Pewarta : Fadhel
Kabupaten Sukabumi – Pemerintah Kabupaten Sukabumi melalui Dinas Pariwisata meluncurkan program Parkir Wisata SOMEAH (Sopan, aMan, Endah, dan berkAH) sebagai upaya menata pengelolaan parkir di kawasan wisata pantai selatan agar lebih tertib, transparan, dan bebas pungutan liar.
Program tersebut diresmikan Wakil Bupati Sukabumi, H. Andreas di kawasan Pantai Istana Presiden (IP) Citepus, Palabuhanratu, Senin (3/8/2026). Sebanyak 13 destinasi wisata ditetapkan sebagai proyek percontohan sebelum diterapkan secara bertahap di seluruh 58 Destinasi Wisata Pesisir Selatan.
Wakil Bupati menegaskan, kualitas pelayanan wisata dimulai dari pengelolaan parkir. Karena itu, seluruh pengelola diwajibkan memiliki izin resmi, mengenakan atribut, memberikan karcis, menerapkan tarif sesuai Peraturan Daerah Kabupaten Sukabumi Nomor 2 Tahun 2025, serta menjamin keamanan kendaraan pengunjung.

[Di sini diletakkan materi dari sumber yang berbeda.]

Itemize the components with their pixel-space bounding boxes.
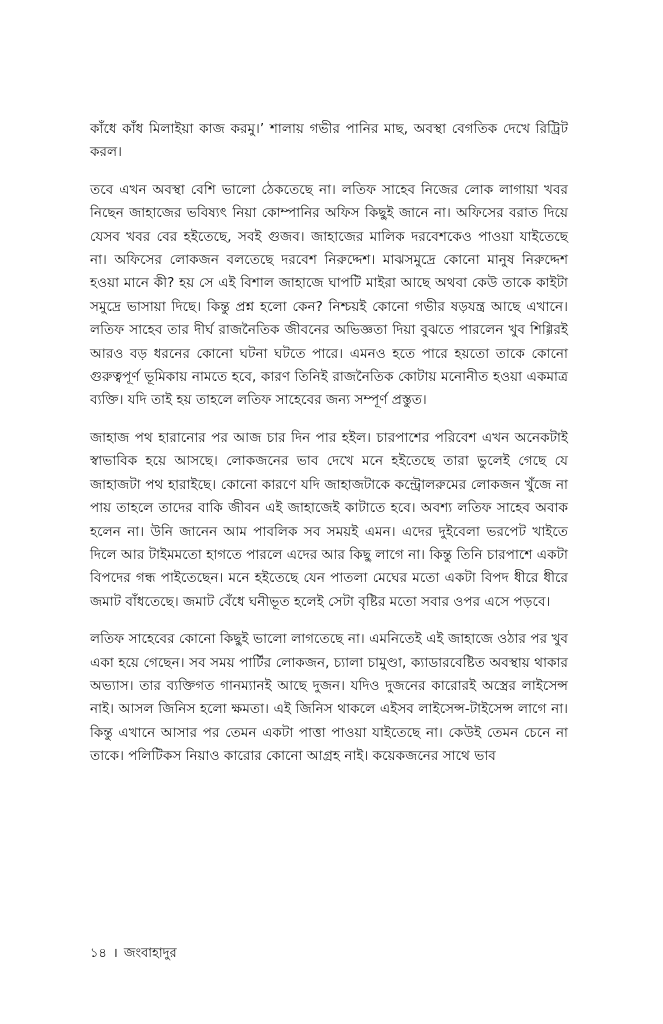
book-title: জংবাহাদুর (123, 946, 177, 961)
page-footer (90, 944, 177, 964)
paragraph-2: তবে এখন অবস্থা বেশি ভালো ঠেকতেছে না। লতিফ সাহেব নিজের লোক লাগায়া খবর নিছেন জাহাজের ভবিষ্যৎ নিয়া কোম্পানির অফিস কিছুই জানে না। অফিসের বরাত দিয়ে যেসব খবর বের হইতেছে, সবই গুজব। জাহাজের মালিক দরবেশকেও পাওয়া যাইতেছে না। অফিসের লোকজন বলতেছে দরবেশ নিরুদ্দেশ। মাঝসমুদ্রে কোনো মানুষ নিরুদ্দেশ হওয়া মানে কী? হয় সে এই বিশাল জাহাজে ঘাপটি মাইরা আছে অথবা কেউ তাকে কাইটা সমুদ্রে ভাসায়া দিছে। কিন্তু প্রশ্ন হলো কেন? নিশ্চয়ই কোনো গভীর ষড়যন্ত্র আছে এখানে। লতিফ সাহেব তার দীর্ঘ রাজনৈতিক জীবনের অভিজ্ঞতা দিয়া বুঝতে পারলেন খুব শিগ্গিরই আরও বড় ধরনের কোনো ঘটনা ঘটতে পারে। এমনও হতে পারে হয়তো তাকে কোনো গুরুত্বপূর্ণ ভূমিকায় নামতে হবে, কারণ তিনিই রাজনৈতিক কোটায় মনোনীত হওয়া একমাত্র ব্যক্তি। যদি তাই হয় তাহলে লতিফ সাহেবের জন্য সম্পূর্ণ প্রস্তুত। (90, 181, 568, 409)
paragraph-1: কাঁধে কাঁধ মিলাইয়া কাজ করমু।’ শালায় গভীর পানির মাছ, অবস্থা বেগতিক দেখে রিট্রিট করল। (90, 121, 568, 161)
page-body (90, 118, 568, 783)
paragraph-4: লতিফ সাহেবের কোনো কিছুই ভালো লাগতেছে না। এমনিতেই এই জাহাজে ওঠার পর খুব একা হয়ে গেছেন। সব সময় পার্টির লোকজন, চ্যালা চামুণ্ডা, ক্যাডারবেষ্টিত অবস্থায় থাকার অভ্যাস। তার ব্যক্তিগত গানম্যানই আছে দুজন। যদিও দুজনের কারোরই অস্ত্রের লাইসেন্স নাই। আসল জিনিস হলো ক্ষমতা। এই জিনিস থাকলে এইসব লাইসেন্স-টাইসেন্স লাগে না। কিন্তু এখানে আসার পর তেমন একটা পাত্তা পাওয়া যাইতেছে না। কেউই তেমন চেনে না তাকে। পলিটিকস নিয়াও কারোর কোনো আগ্রহ নাই। কয়েকজনের সাথে ভাব (90, 631, 568, 765)
footer-separator: । (112, 946, 118, 961)
page-number: ১৪ (90, 946, 107, 961)
paragraph-3: জাহাজ পথ হারানোর পর আজ চার দিন পার হইল। চারপাশের পরিবেশ এখন অনেকটাই স্বাভাবিক হয়ে আসছে। লোকজনের ভাব দেখে মনে হইতেছে তারা ভুলেই গেছে যে জাহাজটা পথ হারাইছে। কোনো কারণে যদি জাহাজটাকে কন্ট্রোলরুমের লোকজন খুঁজে না পায় তাহলে তাদের বাকি জীবন এই জাহাজেই কাটাতে হবে। অবশ্য লতিফ সাহেব অবাক হলেন না। উনি জানেন আম পাবলিক সব সময়ই এমন। এদের দুইবেলা ভরপেট খাইতে দিলে আর টাইমমতো হাগতে পারলে এদের আর কিছু লাগে না। কিন্তু তিনি চারপাশে একটা বিপদের গন্ধ পাইতেছেন। মনে হইতেছে যেন পাতলা মেঘের মতো একটা বিপদ ধীরে ধীরে জমাট বাঁধতেছে। জমাট বেঁধে ঘনীভূত হলেই সেটা বৃষ্টির মতো সবার ওপর এসে পড়বে। (90, 429, 568, 610)
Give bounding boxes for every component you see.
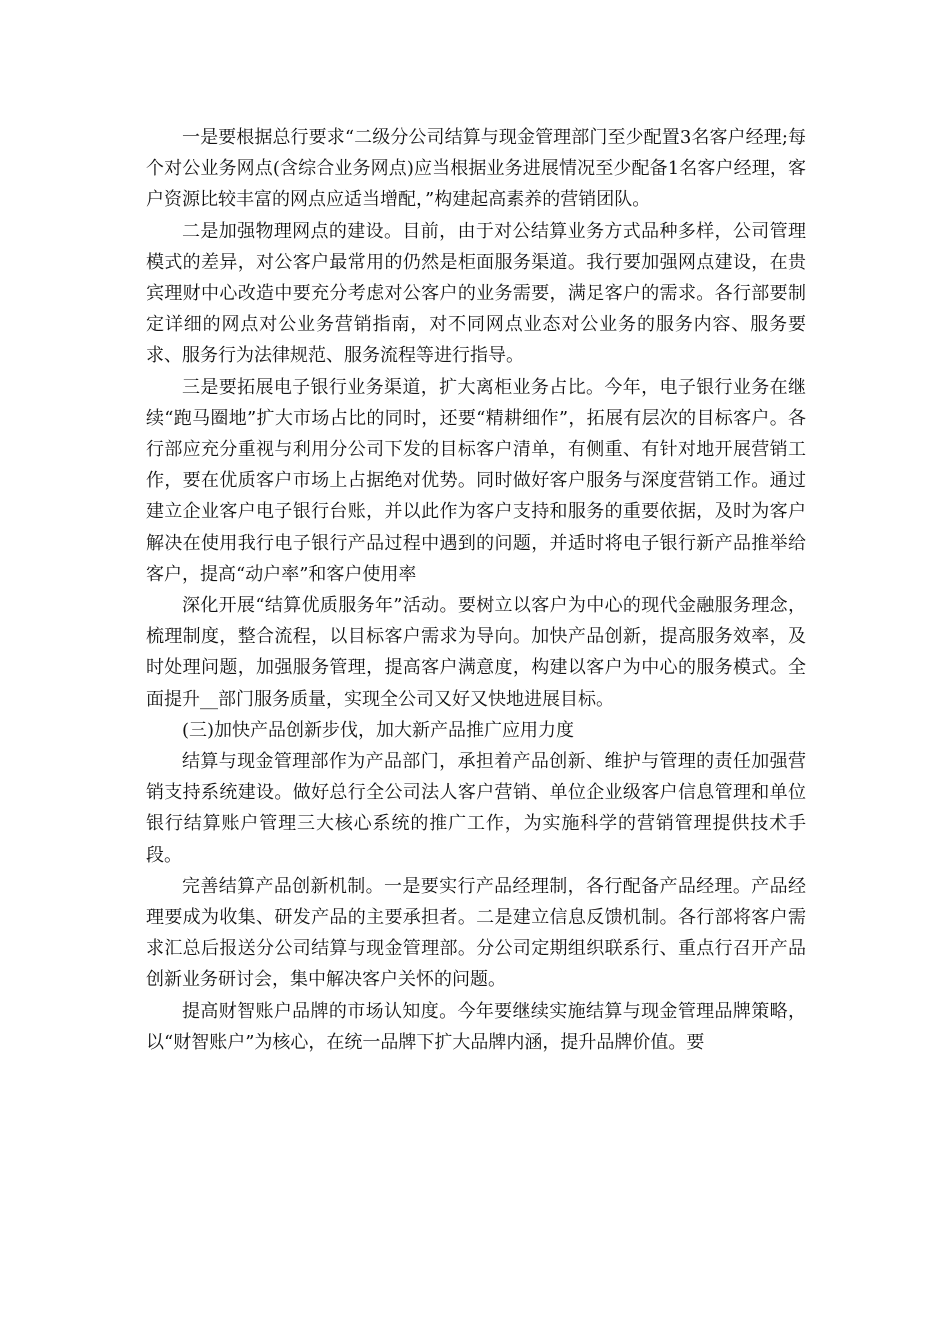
paragraph-brand-awareness: 提高财智账户品牌的市场认知度。今年要继续实施结算与现金管理品牌策略，以“财智账户”为核心，在统一品牌下扩大品牌内涵，提升品牌价值。要 [146,1000,806,1053]
paragraph-innovation-mechanism: 完善结算产品创新机制。一是要实行产品经理制，各行配备产品经理。产品经理要成为收集、研发产品的主要承担者。二是建立信息反馈机制。各行部将客户需求汇总后报送分公司结算与现金管理部。分公司定期组织联系行、重点行召开产品创新业务研讨会，集中解决客户关怀的问题。 [146,875,806,991]
paragraph-staffing: 一是要根据总行要求“二级分公司结算与现金管理部门至少配置3名客户经理;每个对公业务网点(含综合业务网点)应当根据业务进展情况至少配备1名客户经理，客户资源比较丰富的网点应适当增配，”构建起高素养的营销团队。 [146,127,806,211]
paragraph-marketing-support: 结算与现金管理部作为产品部门，承担着产品创新、维护与管理的责任加强营销支持系统建设。做好总行全公司法人客户营销、单位企业级客户信息管理和单位银行结算账户管理三大核心系统的推广工作，为实施科学的营销管理提供技术手段。 [146,751,806,866]
document-body [146,122,806,1058]
section-heading-product-innovation: (三)加快产品创新步伐，加大新产品推广应用力度 [182,719,575,741]
paragraph-e-banking: 三是要拓展电子银行业务渠道，扩大离柜业务占比。今年，电子银行业务在继续“跑马圈地”扩大市场占比的同时，还要“精耕细作”，拓展有层次的目标客户。各行部应充分重视与利用分公司下发的目标客户清单，有侧重、有针对地开展营销工作，要在优质客户市场上占据绝对优势。同时做好客户服务与深度营销工作。通过建立企业客户电子银行台账，并以此作为客户支持和服务的重要依据，及时为客户解决在使用我行电子银行产品过程中遇到的问题，并适时将电子银行新产品推举给客户，提高“动户率”和客户使用率 [146,376,806,585]
paragraph-branch-outlets: 二是加强物理网点的建设。目前，由于对公结算业务方式品种多样，公司管理模式的差异，对公客户最常用的仍然是柜面服务渠道。我行要加强网点建设，在贵宾理财中心改造中要充分考虑对公客户的业务需要，满足客户的需求。各行部要制定详细的网点对公业务营销指南，对不同网点业态对公业务的服务内容、服务要求、服务行为法律规范、服务流程等进行指导。 [146,220,806,367]
paragraph-quality-service-year: 深化开展“结算优质服务年”活动。要树立以客户为中心的现代金融服务理念，梳理制度，整合流程，以目标客户需求为导向。加快产品创新，提高服务效率，及时处理问题，加强服务管理，提高客户满意度，构建以客户为中心的服务模式。全面提升__部门服务质量，实现全公司又好又快地进展目标。 [146,595,806,710]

Kepala Dinas Pariwisata Kabupaten Sukabumi, Ali Iskandar, mengatakan program ini menjadi langkah strategis untuk meningkatkan citra pariwisata Sukabumi sekaligus menghapus praktik parkir liar.

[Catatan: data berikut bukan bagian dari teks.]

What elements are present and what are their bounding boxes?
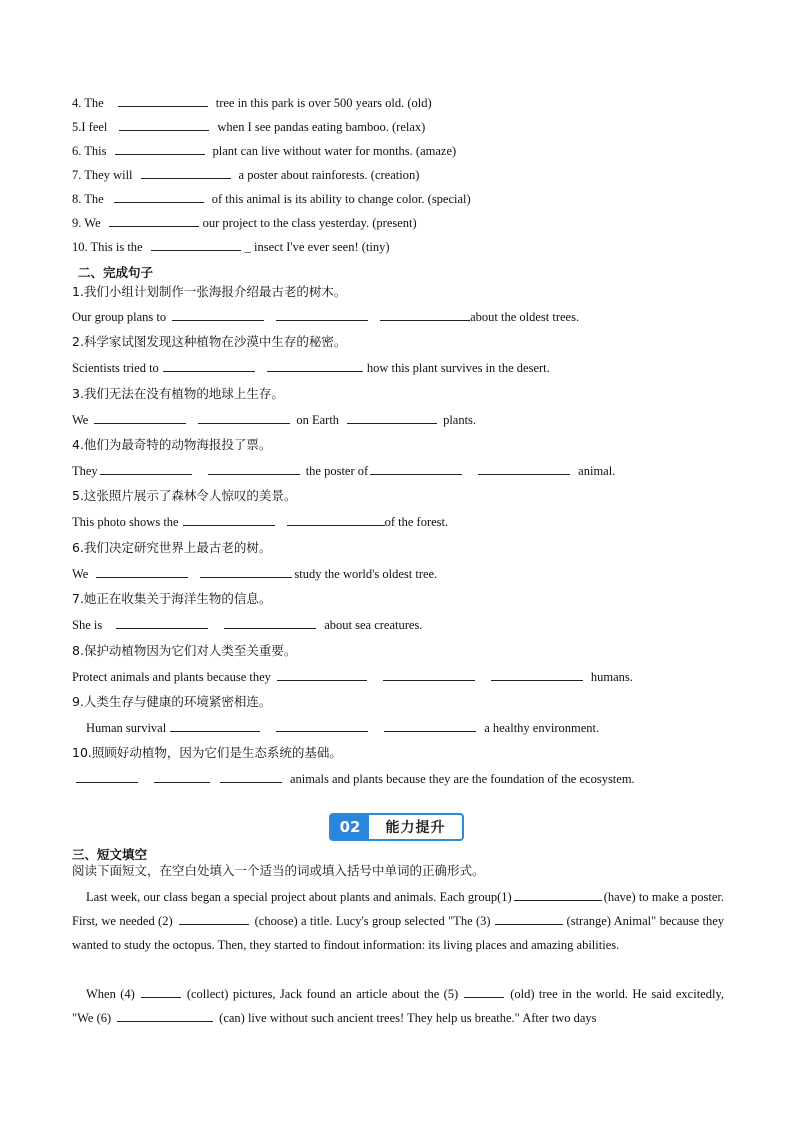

Sementara Kepala Bapenda Kabupaten Sukabumi, Herdy Soemantri, berharap penataan parkir mampu meningkatkan Pendapatan Asli Daerah (PAD) dan mendorong pertumbuhan ekonomi masyarakat di kawasan wisata.
Sesuai Perda, tarif parkir ditetapkan sebesar Rp. 2.000 untuk sepeda motor, Rp. 3.000 untuk mobil pribadi dan pikap, Rp. 5.000 untuk mikrobus, serta Rp. 10.000 untuk bus besar dan truk dua sumbu. Pada kesempatan tersebut, Wakil Bupati bersama Forkopimda juga menyerahkan dokumen perizinan parkir kepada perwakilan pengelola kawasan wisata secara simbolis.